By A. Finn Moss | Hates this beat
Well, here we go again. It’s that time of year when aspiring students and perspiring teachers team up to give Bass Lake Beacon readers (most of whom are near to expiring) mercifully short biographies of our great nation’s leaders, or our nation’s great leaders, depending on how you count.
As in previous years, the students in Miss Dornblaster’s fifth-grade class each submit a 45-word biography of one of the 46 people who led our country. Three of the bios are chosen at random and printed here.

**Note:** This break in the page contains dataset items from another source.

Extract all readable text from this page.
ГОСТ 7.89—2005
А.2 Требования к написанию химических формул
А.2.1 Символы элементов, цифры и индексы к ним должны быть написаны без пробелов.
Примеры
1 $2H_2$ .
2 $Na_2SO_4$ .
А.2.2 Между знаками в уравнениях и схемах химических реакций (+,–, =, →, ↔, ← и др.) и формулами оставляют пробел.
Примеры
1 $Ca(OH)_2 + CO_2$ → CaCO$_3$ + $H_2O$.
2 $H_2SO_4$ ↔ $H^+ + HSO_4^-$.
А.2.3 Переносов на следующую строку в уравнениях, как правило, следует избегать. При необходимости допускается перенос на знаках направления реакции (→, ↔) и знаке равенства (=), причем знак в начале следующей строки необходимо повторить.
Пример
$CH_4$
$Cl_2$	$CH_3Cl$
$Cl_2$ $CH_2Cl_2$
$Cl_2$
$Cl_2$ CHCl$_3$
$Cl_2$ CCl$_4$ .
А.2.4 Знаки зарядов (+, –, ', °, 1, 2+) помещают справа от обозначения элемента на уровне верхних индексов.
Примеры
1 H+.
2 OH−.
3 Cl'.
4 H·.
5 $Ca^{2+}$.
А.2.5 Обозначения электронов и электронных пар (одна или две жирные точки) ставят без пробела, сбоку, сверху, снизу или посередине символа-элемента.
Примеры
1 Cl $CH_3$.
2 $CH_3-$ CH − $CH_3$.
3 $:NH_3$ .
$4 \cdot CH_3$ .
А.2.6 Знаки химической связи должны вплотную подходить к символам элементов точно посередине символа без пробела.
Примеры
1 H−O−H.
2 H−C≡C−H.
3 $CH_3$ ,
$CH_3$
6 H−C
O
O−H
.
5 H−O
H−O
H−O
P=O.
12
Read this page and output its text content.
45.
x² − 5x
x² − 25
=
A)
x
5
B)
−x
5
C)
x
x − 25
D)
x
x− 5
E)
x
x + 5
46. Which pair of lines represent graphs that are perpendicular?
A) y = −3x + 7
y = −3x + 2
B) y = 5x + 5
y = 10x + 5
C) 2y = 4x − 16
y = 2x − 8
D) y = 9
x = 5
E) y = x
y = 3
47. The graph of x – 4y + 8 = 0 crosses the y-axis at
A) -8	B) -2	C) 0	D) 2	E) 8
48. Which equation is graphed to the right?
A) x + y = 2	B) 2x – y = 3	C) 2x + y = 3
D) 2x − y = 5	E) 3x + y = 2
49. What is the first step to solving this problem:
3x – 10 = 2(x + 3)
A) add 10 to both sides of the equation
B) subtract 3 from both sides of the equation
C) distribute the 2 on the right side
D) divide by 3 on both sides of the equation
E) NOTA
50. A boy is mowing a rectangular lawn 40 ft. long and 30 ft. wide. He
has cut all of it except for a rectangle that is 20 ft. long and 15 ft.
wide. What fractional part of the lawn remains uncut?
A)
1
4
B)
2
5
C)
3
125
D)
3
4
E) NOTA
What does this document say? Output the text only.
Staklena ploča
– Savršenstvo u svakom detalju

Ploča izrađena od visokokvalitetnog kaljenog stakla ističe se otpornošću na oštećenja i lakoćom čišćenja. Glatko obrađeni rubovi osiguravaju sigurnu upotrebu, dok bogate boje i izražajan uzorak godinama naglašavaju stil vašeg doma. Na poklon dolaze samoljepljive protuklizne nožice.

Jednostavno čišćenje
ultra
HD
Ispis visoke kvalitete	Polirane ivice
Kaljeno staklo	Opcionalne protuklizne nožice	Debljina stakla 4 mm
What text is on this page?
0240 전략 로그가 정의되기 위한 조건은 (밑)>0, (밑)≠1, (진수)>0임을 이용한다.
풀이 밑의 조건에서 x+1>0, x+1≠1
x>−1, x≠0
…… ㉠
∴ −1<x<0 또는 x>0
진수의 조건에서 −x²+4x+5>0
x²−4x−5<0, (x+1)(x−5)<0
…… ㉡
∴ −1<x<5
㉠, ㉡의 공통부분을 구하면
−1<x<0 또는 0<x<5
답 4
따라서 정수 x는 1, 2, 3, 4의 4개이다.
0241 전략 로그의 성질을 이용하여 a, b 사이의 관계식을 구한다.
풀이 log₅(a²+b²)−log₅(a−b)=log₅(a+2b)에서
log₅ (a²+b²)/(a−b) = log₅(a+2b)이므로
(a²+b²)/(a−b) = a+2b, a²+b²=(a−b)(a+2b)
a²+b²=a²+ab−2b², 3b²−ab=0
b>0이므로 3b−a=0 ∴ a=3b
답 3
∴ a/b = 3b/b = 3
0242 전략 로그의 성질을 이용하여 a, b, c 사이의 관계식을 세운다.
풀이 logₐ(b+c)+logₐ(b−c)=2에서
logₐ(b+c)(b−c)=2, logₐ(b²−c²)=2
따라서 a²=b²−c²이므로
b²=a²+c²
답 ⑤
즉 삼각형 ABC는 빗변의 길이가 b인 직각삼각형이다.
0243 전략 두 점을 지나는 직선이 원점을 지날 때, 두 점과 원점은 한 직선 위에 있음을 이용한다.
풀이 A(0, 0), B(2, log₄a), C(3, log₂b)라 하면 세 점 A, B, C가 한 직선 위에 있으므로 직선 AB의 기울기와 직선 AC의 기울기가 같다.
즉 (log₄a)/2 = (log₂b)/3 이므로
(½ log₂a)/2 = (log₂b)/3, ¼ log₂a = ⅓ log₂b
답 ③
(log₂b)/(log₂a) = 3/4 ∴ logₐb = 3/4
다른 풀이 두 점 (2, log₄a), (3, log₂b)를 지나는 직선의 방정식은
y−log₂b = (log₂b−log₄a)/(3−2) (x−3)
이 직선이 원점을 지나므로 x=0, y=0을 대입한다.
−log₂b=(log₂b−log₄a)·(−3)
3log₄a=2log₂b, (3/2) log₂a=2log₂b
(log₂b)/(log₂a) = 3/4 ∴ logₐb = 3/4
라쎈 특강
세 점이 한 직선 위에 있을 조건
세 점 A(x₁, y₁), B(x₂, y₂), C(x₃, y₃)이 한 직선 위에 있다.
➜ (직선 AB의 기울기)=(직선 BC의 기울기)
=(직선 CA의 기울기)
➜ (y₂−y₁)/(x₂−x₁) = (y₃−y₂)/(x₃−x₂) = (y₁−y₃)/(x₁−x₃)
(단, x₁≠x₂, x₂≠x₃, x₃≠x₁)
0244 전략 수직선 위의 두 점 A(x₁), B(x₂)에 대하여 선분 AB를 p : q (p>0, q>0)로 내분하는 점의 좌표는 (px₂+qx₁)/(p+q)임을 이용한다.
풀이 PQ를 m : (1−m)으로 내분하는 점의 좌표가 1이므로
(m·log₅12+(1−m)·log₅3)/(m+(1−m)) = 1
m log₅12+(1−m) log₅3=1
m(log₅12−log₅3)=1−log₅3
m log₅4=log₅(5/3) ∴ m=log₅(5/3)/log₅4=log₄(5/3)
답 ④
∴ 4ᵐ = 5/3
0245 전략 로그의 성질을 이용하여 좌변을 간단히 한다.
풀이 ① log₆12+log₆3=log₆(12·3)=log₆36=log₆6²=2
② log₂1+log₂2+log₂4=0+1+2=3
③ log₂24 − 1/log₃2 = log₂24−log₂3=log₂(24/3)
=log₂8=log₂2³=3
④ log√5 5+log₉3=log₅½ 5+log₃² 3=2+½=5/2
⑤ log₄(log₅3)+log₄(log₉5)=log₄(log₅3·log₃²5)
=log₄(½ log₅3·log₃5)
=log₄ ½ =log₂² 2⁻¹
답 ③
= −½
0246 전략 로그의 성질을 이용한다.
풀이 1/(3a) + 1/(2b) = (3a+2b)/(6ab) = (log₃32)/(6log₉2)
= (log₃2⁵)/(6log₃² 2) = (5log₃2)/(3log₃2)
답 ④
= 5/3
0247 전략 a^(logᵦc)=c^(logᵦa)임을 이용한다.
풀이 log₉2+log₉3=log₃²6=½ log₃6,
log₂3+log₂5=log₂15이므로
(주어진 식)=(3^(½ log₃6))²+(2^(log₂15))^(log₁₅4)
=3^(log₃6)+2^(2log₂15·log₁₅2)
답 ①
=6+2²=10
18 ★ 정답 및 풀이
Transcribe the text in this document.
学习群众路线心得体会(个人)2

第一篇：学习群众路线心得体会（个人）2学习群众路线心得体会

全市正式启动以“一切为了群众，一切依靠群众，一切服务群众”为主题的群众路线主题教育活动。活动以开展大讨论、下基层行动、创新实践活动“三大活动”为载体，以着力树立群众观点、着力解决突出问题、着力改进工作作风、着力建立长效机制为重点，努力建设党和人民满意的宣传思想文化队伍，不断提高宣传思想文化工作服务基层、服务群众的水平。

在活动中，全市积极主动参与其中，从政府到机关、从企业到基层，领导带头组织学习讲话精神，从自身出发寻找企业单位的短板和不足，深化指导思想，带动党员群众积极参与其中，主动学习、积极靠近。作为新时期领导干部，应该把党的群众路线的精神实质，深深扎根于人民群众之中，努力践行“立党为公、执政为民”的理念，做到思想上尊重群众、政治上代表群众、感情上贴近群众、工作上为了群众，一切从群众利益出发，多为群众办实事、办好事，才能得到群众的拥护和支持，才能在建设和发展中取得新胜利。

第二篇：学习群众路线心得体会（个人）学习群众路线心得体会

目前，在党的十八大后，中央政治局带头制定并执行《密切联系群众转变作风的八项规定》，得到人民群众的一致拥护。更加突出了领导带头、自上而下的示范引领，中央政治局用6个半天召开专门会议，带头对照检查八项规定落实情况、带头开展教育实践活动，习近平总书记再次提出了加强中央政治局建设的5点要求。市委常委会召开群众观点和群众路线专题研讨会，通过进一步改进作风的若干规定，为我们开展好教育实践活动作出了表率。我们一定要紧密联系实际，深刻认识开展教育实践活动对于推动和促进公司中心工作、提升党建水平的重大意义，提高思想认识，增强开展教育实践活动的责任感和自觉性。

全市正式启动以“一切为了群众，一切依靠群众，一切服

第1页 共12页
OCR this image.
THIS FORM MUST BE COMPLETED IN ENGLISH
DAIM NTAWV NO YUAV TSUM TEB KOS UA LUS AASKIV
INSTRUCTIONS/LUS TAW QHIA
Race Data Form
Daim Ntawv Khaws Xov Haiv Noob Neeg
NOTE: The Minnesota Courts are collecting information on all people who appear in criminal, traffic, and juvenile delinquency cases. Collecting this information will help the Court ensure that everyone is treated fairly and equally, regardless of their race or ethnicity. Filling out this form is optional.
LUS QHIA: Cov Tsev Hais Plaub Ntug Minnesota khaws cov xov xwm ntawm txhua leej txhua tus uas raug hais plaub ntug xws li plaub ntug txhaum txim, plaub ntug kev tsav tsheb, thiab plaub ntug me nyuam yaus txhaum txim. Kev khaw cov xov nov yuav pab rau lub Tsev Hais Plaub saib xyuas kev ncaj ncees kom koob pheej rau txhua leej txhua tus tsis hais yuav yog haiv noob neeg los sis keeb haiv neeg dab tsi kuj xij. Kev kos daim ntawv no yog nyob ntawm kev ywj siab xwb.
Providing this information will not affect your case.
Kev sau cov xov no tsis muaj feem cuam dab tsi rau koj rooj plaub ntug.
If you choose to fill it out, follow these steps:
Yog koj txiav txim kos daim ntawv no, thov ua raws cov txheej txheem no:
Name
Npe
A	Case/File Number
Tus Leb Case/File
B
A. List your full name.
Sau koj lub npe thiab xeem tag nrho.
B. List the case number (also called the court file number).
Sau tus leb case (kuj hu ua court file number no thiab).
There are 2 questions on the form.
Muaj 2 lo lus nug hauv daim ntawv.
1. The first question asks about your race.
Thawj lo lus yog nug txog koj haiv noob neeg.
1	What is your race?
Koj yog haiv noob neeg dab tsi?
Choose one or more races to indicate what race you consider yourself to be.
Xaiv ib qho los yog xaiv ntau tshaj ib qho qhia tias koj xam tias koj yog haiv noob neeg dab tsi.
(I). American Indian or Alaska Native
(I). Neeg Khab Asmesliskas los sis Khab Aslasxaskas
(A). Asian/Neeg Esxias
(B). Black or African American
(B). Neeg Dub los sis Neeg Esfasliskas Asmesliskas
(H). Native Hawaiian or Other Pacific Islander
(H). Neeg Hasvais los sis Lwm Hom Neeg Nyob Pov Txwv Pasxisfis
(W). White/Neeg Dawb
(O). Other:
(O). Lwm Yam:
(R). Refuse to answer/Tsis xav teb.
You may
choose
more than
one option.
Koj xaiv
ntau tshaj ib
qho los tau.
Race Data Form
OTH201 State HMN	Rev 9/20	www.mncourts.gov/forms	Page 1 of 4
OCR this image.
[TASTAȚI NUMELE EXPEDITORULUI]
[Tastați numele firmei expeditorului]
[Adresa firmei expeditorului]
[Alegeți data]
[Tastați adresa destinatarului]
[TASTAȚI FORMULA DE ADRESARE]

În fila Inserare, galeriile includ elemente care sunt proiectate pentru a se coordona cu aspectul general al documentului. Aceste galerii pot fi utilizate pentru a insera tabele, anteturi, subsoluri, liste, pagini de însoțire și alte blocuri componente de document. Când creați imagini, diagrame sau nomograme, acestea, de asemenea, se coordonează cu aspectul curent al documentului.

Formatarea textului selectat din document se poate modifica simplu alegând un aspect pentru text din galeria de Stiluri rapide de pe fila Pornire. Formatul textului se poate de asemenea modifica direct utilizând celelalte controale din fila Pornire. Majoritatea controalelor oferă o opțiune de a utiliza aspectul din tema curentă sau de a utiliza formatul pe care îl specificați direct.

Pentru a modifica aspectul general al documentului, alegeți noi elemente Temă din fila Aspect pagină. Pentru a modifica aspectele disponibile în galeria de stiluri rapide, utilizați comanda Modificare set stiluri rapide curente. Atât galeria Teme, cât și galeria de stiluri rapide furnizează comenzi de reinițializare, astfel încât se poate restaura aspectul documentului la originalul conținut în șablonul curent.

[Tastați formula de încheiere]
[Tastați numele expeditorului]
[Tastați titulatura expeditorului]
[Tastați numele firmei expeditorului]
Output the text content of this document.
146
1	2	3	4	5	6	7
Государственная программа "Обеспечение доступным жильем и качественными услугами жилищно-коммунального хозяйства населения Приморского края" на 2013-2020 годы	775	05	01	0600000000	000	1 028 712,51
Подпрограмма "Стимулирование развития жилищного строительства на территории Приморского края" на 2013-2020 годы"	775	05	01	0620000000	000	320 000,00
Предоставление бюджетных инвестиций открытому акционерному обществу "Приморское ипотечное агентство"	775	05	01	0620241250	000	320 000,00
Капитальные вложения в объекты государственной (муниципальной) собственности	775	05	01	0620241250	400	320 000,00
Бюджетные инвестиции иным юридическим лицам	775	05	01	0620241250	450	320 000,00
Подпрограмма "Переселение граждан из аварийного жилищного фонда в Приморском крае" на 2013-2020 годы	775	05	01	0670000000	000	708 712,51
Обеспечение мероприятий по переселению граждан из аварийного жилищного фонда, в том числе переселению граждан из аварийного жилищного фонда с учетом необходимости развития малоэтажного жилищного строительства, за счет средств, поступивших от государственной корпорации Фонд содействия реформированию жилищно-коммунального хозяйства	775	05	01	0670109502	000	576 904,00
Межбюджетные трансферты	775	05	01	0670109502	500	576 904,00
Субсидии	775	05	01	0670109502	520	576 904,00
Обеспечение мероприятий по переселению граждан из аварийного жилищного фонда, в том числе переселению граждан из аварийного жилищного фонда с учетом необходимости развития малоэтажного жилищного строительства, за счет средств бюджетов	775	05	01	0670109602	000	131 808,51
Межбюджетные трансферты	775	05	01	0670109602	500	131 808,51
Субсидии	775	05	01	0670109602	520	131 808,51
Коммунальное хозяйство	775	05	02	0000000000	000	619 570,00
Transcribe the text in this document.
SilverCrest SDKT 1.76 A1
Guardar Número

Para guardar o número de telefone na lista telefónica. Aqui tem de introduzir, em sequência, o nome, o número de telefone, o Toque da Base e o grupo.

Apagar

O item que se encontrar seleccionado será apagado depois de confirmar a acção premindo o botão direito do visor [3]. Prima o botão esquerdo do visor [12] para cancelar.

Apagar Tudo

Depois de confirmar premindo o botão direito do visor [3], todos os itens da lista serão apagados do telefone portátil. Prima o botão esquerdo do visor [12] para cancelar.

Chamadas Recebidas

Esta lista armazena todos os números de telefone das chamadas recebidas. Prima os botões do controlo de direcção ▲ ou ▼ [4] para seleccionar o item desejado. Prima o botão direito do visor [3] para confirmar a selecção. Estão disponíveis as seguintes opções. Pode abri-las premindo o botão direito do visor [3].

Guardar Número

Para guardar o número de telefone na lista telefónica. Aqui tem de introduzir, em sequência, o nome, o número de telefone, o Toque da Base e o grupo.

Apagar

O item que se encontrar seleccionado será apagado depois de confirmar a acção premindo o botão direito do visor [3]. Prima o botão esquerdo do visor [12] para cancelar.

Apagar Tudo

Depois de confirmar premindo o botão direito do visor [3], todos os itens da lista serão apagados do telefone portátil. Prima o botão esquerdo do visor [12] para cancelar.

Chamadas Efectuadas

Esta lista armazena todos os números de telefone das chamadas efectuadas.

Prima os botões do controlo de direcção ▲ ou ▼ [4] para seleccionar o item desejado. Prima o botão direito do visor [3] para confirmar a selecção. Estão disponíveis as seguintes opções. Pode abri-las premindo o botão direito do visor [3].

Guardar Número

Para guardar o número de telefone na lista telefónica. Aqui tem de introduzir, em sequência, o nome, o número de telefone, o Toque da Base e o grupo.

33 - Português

And so, without further ado, here are 2023’s chosen bios. Enjoy.
Calvin Coolidge
By Equanimo Humongous
Calvin Coolidge, “Silent Cal” to his friends, was the 30th president. He believed in racial equality and women’s suffering, aka the right to vote. He was born on July 4. There was a parade. He invented the “Roaring Twenties” (citation needed).

Dwight D. Eisenhower
By Jennifer Juniper

Dwight Delano Eisenhower is the only one born in Kansas. Ike, his so-called nickname, was a former general. He won World War II for the United States. While he was president, he invented highways. Shortly before his farewell speech, he was diagnosed with military-industrial complex.
Herbert Hoover
By Karen Bismuth
Herbert Hoover was 31. He and his policies caused many Americans to get depression in the 1930s. He was a Quaker which I learned so was Richard Nixon, who was 37. Hoover and his family had lots of fun times.